Outlook for the 2025 Swiss AGM Season: Challenges, Board Reputation and Stakeholder Management
Zurich, 20th February 2025 - The way in which decisions are made and communicated to shareholders ahead of general meetings (AGM) is having an ever greater impact on the reputation of boards of directors and their companies. AGMs are no longer just compulsory exercises. Rather, they should be seen as an important communication element for the highest management level of a company. Accordingly, more transparent communication on the development and composition of the board of directors, a clear presentation of remuneration decisions and transparency on the strategic relevance of sustainability efforts are once again expected to be in the focus of this year's AGMs. At the same time, companies continue to be confronted with diverging demands from the various stakeholder groups.

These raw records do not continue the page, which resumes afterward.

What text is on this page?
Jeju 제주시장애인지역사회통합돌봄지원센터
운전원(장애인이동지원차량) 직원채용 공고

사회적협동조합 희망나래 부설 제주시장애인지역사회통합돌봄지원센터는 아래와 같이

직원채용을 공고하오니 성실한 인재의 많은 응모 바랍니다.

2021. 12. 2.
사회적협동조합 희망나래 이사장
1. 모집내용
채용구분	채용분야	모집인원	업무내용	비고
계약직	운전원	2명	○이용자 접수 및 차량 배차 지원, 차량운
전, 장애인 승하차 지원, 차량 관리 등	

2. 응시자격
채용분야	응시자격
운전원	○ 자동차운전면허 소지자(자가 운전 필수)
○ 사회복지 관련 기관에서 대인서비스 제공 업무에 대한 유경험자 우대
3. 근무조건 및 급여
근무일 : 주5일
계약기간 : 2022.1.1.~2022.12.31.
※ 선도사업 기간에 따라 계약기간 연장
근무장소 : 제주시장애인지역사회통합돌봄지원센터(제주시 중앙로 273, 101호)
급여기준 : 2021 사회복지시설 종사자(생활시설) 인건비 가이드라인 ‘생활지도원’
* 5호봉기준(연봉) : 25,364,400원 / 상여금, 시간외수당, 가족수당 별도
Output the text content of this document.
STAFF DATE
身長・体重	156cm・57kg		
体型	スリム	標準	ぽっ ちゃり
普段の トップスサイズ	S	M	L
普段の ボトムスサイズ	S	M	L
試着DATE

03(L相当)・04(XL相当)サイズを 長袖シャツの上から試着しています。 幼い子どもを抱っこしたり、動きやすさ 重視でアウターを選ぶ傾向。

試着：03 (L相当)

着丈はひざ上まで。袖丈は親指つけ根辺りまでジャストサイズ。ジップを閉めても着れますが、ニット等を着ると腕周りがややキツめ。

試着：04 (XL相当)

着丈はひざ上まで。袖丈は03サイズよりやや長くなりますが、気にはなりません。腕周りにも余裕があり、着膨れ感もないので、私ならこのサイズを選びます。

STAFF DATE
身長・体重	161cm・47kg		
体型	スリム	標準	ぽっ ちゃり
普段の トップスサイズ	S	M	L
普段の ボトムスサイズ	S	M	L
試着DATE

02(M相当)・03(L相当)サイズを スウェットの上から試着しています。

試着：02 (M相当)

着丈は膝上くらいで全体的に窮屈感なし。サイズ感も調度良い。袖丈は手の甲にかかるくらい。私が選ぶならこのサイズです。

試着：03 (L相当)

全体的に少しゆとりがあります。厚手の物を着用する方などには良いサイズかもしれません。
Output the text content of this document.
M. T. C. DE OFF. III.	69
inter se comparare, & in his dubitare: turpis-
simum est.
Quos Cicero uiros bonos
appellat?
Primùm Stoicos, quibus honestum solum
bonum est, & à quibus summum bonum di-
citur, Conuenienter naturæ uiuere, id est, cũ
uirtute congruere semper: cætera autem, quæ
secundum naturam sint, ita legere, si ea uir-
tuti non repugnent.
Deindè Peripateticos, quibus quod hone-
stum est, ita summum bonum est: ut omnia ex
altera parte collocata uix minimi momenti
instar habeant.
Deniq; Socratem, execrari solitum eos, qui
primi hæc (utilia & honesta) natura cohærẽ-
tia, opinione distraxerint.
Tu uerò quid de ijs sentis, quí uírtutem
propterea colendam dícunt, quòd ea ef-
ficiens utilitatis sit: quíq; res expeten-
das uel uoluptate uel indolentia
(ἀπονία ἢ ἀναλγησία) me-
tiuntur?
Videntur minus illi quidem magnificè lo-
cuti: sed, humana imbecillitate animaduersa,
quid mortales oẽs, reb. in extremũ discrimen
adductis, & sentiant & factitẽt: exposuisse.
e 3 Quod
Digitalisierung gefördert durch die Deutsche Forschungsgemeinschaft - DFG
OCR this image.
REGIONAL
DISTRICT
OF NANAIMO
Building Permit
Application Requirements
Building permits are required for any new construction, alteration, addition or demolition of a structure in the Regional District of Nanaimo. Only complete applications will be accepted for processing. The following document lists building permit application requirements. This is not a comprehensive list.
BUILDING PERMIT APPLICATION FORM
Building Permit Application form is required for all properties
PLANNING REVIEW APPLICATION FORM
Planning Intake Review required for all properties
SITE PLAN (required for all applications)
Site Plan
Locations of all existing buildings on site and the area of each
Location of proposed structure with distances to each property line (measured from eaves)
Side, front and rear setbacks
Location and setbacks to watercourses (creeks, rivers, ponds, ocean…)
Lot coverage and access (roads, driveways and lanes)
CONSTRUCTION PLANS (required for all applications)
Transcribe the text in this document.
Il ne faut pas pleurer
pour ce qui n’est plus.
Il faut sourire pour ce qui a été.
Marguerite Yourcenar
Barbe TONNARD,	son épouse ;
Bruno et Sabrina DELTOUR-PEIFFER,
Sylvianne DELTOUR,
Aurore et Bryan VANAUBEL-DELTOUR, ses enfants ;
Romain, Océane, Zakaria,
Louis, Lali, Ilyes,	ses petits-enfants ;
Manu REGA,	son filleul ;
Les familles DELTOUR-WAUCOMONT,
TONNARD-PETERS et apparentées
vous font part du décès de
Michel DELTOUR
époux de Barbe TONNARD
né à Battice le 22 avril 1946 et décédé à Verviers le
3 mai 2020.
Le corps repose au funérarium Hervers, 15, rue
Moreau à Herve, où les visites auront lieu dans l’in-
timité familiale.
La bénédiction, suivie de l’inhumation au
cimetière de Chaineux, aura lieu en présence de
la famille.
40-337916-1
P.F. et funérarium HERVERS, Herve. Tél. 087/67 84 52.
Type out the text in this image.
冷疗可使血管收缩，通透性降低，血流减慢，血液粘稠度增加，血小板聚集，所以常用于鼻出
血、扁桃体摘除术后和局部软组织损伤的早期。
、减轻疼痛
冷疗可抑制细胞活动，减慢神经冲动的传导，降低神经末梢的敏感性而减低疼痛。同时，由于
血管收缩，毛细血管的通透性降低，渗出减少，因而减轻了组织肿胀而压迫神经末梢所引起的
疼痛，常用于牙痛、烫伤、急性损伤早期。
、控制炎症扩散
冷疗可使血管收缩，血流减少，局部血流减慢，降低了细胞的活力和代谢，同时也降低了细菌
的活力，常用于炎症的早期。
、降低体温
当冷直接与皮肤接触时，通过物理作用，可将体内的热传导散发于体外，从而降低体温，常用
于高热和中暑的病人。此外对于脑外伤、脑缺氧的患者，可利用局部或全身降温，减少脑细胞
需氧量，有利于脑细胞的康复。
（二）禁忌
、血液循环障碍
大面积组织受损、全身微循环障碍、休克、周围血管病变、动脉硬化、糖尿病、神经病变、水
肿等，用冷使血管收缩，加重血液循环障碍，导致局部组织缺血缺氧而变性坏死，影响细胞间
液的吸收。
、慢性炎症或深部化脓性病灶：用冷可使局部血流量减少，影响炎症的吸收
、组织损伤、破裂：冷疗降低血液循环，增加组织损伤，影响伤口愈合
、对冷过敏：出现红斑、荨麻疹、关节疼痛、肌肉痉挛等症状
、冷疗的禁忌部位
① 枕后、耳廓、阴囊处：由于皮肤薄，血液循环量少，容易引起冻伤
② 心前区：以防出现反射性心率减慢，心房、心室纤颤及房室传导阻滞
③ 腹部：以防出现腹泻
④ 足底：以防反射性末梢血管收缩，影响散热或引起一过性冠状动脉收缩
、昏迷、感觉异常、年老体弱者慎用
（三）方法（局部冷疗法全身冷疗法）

It seems that certain governance issues are here to stay. In addition to a prudent approach to challenging geopolitical developments and measures to strengthen the resilience of their companies, boards must constantly deal with the reputation-relevant issues of remuneration and sustainability and their related external perception. Management remuneration in Switzerland was perceived as (too) high by institutional shareholders in 2024. At the same time, more than ten years after the Minder Initiative, the transparency of variable remuneration was still considered insufficient. Thus, remuneration committees will once again be the focus of particular attention in 2025.
For regulatory reasons, the length of sustainability reports to be published in 2025 will continue to increase. The new disclosure requirements will lead to even more data points that will be available to market participants for their analysis. It is crucial for companies to understand how these data points are used, and which disclosures are of particular relevance to the various stakeholder groups. This is the only way for companies to prevent or at least address potential misinterpretations by key market participants such as institutional investors, rating agencies and proxy advisors. At the same time, boards and executive management must continue to strengthen their understanding of which non-financial objectives are actually of strategic relevance in order to present a credible capital allocation.
For the 2025 AGMs, it is expected that shareholders will increasingly assess the effectiveness and comprehensibility of companies’ sustainability measures when voting on sustainability reports.